するとまあ教室のドアが開き羽島が入室してくる。


「全員いるか?では今からこのクラスの天才、凡才を発表する。天才の生徒においては日々の6時間の授業の後、特別カリキュラムを受けてもらうことになる。」


と言って羽島はタブレット型の機会を操作している。

そう、天才だからといって凡才と授業が全く違うなんてことは無いのだ。基本的にはどちらも同じ内容の授業を受けることになる。

勘違いされることも多いのだが、天才だからといってアニマと扱いが上手な訳では無いのだ。天才と凡才の別れる基準は〈オリジナル・アニマが扱えるかどうか。〉その一つのみである。

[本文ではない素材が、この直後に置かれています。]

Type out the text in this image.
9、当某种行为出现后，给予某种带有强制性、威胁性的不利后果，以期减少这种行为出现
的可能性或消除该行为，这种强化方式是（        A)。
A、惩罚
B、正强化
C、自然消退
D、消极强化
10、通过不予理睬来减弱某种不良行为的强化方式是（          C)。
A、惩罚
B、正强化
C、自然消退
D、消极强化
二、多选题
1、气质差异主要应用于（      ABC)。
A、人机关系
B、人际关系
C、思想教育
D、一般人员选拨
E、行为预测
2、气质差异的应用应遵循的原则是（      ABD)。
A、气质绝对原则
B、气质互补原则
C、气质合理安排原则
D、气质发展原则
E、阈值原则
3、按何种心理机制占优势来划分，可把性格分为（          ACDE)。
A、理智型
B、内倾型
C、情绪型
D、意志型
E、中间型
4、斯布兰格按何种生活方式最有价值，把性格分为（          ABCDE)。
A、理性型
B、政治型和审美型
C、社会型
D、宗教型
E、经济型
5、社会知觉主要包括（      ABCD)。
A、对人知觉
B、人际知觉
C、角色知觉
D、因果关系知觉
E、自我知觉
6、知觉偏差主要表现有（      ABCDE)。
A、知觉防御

いくら天才でもその才能を生かすか、はたまたドブに捨てるかはその本人の努力次第なのだ。しかし、やはり社会に出るとどうしても天才は凡才よりも優遇されることが多い。それはもう仕方の無いことなのである。


「ではこのクラスの天才を発表する。漆原、寮王、そして宝条。以上三名だ。それ以外は凡才となる。」

「俺と漆原以外にもう一人か。・・・クラスに三人って多い方なのか?」

「ああ。かなりな。一クラス30人の中に1人でも出れば奇跡っていう感じだからな。これは学園長も喜びの笑いがこみあげてくるだろうな。」


実際、クラスの中に天才は千夜一人だと最初は思っていたがまさかさらにもう二人いるとは。正直、思いもしなかったのが本音である。

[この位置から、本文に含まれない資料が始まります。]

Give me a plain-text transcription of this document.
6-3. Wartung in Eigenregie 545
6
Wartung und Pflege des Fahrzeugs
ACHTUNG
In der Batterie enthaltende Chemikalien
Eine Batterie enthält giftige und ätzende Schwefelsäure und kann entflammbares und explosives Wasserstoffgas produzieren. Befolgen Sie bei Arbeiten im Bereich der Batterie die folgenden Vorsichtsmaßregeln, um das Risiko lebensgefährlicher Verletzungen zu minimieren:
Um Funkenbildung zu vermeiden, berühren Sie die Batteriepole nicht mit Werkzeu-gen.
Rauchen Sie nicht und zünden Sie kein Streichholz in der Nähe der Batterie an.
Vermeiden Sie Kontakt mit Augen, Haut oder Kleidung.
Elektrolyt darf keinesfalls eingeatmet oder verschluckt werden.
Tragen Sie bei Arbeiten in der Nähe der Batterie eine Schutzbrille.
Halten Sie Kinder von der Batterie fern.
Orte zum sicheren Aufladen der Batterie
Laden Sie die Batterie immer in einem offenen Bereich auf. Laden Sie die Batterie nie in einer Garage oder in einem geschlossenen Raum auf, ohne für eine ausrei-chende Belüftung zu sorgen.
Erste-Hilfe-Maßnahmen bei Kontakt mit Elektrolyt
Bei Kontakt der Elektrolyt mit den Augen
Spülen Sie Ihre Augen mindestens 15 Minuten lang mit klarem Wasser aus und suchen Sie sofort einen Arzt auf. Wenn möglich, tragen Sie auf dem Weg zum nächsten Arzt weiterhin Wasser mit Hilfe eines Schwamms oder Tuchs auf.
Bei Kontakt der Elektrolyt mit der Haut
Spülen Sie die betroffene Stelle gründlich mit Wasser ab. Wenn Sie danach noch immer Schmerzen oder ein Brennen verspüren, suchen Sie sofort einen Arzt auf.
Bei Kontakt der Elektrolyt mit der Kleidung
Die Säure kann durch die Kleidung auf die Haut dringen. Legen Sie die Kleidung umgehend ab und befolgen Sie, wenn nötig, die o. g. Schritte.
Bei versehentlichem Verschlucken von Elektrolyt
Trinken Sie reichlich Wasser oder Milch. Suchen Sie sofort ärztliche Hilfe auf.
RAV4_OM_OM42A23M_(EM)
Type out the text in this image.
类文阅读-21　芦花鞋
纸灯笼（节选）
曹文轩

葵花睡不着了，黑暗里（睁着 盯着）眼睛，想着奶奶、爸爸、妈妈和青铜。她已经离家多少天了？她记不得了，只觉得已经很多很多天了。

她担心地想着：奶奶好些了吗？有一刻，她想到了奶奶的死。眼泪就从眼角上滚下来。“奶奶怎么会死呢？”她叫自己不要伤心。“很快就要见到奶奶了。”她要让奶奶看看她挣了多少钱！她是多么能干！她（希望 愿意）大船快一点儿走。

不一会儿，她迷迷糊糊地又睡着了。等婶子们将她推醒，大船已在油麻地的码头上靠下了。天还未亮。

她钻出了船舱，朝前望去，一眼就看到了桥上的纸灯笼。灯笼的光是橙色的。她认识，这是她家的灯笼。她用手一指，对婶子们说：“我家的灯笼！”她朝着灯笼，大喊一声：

「次に凡才の者には電脳召喚に必要なデバイス、ESSを提供する。」


するとその聞き慣れない単語を耳にした陽介が問いかけてくる。


「ESSってなんだ?」

「Electric Summon Systemの略。電脳召喚に必要なための手首に装着する外部デバイスだ。ブレスレットみたいな見た目だが、体内の霊気と真相意識をその機械を通して調節することによって誰でも召喚が出来るようになる優れものだ。でも簡単に入る代物じゃないからな。こういう特殊な学園とかに入学したり、国の許可がおりないと使用は許可されない。」

「まあ、そりゃ危ないもんな。」


そう。アニマは人々の生活を豊かにした。物資の運搬、輸送から始まり今では多くの政治、経済にまで浸透している。

しかし、アニマは戦争にも扱われたほどの危険性をも持っている。それを肝に銘じなければならない。

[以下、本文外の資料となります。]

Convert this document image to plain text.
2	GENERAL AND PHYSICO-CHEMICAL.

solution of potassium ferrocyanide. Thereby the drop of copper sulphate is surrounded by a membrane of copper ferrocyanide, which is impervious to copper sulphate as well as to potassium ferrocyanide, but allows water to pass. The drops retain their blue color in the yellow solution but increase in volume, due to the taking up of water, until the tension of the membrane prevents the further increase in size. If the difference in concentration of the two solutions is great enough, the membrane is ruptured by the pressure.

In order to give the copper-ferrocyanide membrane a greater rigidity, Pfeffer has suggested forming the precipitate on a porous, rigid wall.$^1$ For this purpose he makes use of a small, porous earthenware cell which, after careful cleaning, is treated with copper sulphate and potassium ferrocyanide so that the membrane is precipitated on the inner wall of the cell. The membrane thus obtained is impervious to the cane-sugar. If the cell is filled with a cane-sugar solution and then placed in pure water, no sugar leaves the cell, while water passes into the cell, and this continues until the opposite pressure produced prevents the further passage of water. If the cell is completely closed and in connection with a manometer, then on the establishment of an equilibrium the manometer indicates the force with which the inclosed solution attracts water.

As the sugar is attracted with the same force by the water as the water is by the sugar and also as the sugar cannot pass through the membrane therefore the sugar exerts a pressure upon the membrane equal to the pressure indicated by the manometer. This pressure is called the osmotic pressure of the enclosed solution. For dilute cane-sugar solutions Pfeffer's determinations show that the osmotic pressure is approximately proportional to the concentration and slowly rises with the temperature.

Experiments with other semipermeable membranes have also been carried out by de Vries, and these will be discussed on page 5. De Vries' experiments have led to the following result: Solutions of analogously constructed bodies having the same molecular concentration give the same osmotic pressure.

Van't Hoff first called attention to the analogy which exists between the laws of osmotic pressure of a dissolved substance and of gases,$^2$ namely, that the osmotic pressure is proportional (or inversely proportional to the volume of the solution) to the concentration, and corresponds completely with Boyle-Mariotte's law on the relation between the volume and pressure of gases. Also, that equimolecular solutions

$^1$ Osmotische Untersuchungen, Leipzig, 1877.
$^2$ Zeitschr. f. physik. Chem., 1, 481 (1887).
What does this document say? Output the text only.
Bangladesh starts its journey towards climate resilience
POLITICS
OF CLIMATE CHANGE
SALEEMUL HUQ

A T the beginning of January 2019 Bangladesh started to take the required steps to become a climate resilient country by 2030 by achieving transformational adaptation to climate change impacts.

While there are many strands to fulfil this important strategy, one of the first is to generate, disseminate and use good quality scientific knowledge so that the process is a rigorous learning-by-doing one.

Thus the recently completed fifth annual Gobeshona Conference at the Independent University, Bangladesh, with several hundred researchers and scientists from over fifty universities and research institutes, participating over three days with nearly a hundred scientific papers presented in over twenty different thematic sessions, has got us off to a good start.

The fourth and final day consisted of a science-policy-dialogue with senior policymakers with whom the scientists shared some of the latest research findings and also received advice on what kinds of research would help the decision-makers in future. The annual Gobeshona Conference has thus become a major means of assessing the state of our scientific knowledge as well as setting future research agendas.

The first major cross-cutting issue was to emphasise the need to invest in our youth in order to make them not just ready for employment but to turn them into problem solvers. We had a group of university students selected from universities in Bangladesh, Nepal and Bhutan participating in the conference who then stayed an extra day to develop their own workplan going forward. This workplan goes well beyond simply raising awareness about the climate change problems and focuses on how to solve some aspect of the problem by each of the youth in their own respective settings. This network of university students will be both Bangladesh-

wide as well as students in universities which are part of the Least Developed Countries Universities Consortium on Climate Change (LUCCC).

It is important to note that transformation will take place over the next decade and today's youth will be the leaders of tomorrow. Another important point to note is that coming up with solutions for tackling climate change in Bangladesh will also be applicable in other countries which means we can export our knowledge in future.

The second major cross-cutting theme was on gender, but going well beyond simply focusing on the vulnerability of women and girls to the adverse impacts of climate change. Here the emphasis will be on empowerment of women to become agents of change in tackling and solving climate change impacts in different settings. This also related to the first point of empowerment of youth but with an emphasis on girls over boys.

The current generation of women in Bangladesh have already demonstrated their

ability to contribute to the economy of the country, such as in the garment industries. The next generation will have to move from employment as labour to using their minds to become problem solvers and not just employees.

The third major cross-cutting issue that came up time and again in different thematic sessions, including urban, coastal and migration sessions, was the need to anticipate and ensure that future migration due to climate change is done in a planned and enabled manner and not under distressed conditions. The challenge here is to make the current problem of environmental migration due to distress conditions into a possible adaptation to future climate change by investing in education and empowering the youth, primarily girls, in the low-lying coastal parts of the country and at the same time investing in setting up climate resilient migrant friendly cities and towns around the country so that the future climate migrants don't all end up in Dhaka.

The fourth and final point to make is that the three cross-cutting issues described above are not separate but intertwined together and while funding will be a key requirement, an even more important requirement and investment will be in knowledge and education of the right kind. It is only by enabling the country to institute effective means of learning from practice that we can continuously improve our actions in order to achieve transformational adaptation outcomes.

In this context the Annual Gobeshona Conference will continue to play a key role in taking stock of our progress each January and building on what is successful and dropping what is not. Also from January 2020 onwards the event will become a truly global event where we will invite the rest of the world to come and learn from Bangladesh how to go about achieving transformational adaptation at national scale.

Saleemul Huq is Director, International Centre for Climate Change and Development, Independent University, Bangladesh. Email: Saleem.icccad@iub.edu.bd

自分も羽島からESSを受け取り、右手首に装着する。一瞬鈍い音が鳴ると同時に小さな画面が表示され起動し始める。

画面には〈王都国立召喚士育成学園量産型アニマ No.7 近接戦闘型〉と表示されている。


「詳しい説明はおいおい行っていくが、既に扱い方を知っている者も無闇にアニマを召喚するなよ。それは自分の身を守ると同時に相手の命をも奪う危険が伴っている。そのことを忘れるな。扱い方がわからない者は今すぐ装着せずにカバンの中にでも入れておけ。」


自分はESSを初めて使用したわけではないため、そのまま装着しておくことにした。まあ、使うことなんで無いだろうが。


この金属の肌触り。懐かしいものを感じる。


俺は師匠との生活の日々を思い出した。